Cross-entropy has an important property – it converges quickly when the model is very poor, but slows down as it approaches the optimum. This leads to stable learning.

Focal Loss

Focal Loss addresses the problem of imbalanced datasets by reducing the weight of “easy” examples and focusing on difficult cases:

class FocalLoss(nn.Module):
    def __init__(self, alpha=1, gamma=2):
        super().__init__()
        self.alpha = alpha
        self.gamma = gamma

    def forward(self, inputs, targets):
        ce_loss = nn.functional.cross_entropy(inputs, targets, reduction='none')
        pt = torch.exp(-ce_loss)
        focal_loss = self.alpha * (1-pt)**self.gamma * ce_loss
        return focal_loss.mean()

# Usage
focal_loss = FocalLoss(alpha=1, gamma=2)
loss = focal_loss(logits, targets)

Advanced Loss Functions

Contrastive Loss

Used in metric learning, where we want to teach the model to recognize similarity between objects:

def contrastive_loss(output1, output2, label, margin=1.0):
    euclidean_distance = nn.functional.pairwise_distance(output1, output2)
    loss_contrastive = torch.mean(
        (1-label) * torch.pow(euclidean_distance, 2) +
        label * torch.pow(torch.clamp(margin - euclidean_distance, min=0.0), 2)
    )
    return loss_contrastive

Dice Loss

Popular in segmentation tasks, especially in medical imaging:

def dice_loss(inputs, targets, smooth=1):
    inputs = torch.sigmoid(inputs)
    inputs = inputs.view(-1)
    targets = targets.view(-1)

    intersection = (inputs * targets).sum()
    dice = (2. * intersection + smooth) / (inputs.sum() + targets.sum() + smooth)

    return 1 - dice

Practical Tips for Loss Function Selection

Choosing the right loss function depends on several factors:

  • Problem type: Regression vs. classification vs. ranking
  • Data distribution: Balanced vs. imbalanced classes
  • Outlier sensitivity: MSE vs. MAE for regression
  • Interpretability: Some loss functions have clear statistical meaning

For debugging and monitoring, I recommend tracking multiple metrics simultaneously:

# Combination of multiple loss functions for better insight
class CombinedLoss(nn.Module):
    def __init__(self, weights={'mse': 0.7, 'mae': 0.3}):
        super().__init__()
        self.weights = weights
        self.mse = nn.MSELoss()
        self.mae = nn.L1Loss()

    def forward(self, predictions, targets):
        mse_loss = self.mse(predictions, targets)
        mae_loss = self.mae(predictions, targets)
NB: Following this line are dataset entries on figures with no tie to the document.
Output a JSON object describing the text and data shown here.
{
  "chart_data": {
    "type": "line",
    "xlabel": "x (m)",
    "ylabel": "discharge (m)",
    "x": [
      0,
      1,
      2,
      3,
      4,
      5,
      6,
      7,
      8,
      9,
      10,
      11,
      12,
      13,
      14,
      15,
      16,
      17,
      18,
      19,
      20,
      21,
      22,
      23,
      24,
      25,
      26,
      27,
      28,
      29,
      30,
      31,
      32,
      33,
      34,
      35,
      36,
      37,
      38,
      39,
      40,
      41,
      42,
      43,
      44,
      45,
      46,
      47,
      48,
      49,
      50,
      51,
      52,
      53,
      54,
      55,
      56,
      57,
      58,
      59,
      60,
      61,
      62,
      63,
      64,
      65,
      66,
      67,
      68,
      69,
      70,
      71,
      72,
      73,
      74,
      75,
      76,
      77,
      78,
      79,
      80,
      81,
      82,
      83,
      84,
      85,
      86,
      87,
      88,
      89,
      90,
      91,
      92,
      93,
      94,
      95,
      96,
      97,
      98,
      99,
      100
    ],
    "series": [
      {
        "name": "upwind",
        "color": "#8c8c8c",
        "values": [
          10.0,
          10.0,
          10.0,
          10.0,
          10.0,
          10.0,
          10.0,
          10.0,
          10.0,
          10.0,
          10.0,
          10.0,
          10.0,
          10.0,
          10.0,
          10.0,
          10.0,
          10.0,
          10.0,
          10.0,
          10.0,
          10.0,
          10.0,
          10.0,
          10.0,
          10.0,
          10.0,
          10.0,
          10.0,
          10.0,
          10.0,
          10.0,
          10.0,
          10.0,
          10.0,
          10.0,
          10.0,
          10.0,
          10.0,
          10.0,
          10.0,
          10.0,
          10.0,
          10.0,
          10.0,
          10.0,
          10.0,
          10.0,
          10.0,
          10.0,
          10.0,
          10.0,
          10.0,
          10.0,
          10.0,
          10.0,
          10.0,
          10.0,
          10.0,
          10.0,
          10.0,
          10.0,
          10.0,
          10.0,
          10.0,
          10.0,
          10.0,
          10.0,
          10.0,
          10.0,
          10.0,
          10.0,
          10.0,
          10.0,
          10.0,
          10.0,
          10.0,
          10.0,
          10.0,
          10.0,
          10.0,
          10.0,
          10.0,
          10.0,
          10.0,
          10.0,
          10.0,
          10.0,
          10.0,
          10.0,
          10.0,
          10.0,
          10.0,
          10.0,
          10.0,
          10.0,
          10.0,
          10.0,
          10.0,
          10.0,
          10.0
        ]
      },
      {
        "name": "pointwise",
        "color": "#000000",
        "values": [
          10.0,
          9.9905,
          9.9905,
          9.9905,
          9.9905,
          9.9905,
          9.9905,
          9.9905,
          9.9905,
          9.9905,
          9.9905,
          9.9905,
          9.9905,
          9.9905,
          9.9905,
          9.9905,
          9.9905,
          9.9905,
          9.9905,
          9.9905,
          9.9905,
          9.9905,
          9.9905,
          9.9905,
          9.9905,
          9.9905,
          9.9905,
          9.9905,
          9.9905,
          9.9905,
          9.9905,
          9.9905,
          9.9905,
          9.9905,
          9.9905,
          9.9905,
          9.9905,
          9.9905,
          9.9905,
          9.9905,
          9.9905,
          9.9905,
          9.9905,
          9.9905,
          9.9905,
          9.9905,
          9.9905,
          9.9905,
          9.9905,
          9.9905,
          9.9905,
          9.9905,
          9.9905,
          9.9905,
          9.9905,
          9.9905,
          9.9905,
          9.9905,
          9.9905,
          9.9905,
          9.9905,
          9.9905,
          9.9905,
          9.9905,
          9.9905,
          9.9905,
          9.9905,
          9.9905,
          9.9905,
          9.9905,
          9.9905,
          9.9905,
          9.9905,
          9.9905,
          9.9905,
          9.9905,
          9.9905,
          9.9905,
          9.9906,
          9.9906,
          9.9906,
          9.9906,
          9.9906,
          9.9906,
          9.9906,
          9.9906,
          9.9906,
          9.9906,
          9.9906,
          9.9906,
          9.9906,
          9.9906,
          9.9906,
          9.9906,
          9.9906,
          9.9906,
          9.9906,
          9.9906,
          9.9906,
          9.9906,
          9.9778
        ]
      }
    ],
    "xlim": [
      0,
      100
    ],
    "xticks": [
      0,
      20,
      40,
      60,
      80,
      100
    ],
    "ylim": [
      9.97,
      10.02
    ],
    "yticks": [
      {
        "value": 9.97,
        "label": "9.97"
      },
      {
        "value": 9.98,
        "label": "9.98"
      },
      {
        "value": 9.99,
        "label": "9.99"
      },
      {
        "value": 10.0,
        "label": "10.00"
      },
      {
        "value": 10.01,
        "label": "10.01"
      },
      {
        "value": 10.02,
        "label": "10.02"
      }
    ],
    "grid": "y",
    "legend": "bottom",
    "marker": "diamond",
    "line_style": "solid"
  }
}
        total_loss = (self.weights['mse'] * mse_loss + 
                     self.weights['mae'] * mae_loss)

        return total_loss, {'mse': mse_loss.item(), 'mae': mae_loss.item()}

Don’t forget to experiment! It often pays to start with standard functions (MSE for regression, Cross-Entropy for classification) and gradually optimize based on the specific needs of your problem.

Summary

Loss functions are a fundamental building block of machine learning models. For regression tasks, start with MSE or MAE; for classification, with Cross-Entropy. Advanced functions like Focal Loss or Dice Loss solve specific problems like imbalanced datasets or segmentation tasks. The key is experimentation and understanding how different functions affect your model’s behavior. Track multiple metrics simultaneously and don’t forget about validation data when evaluating performance.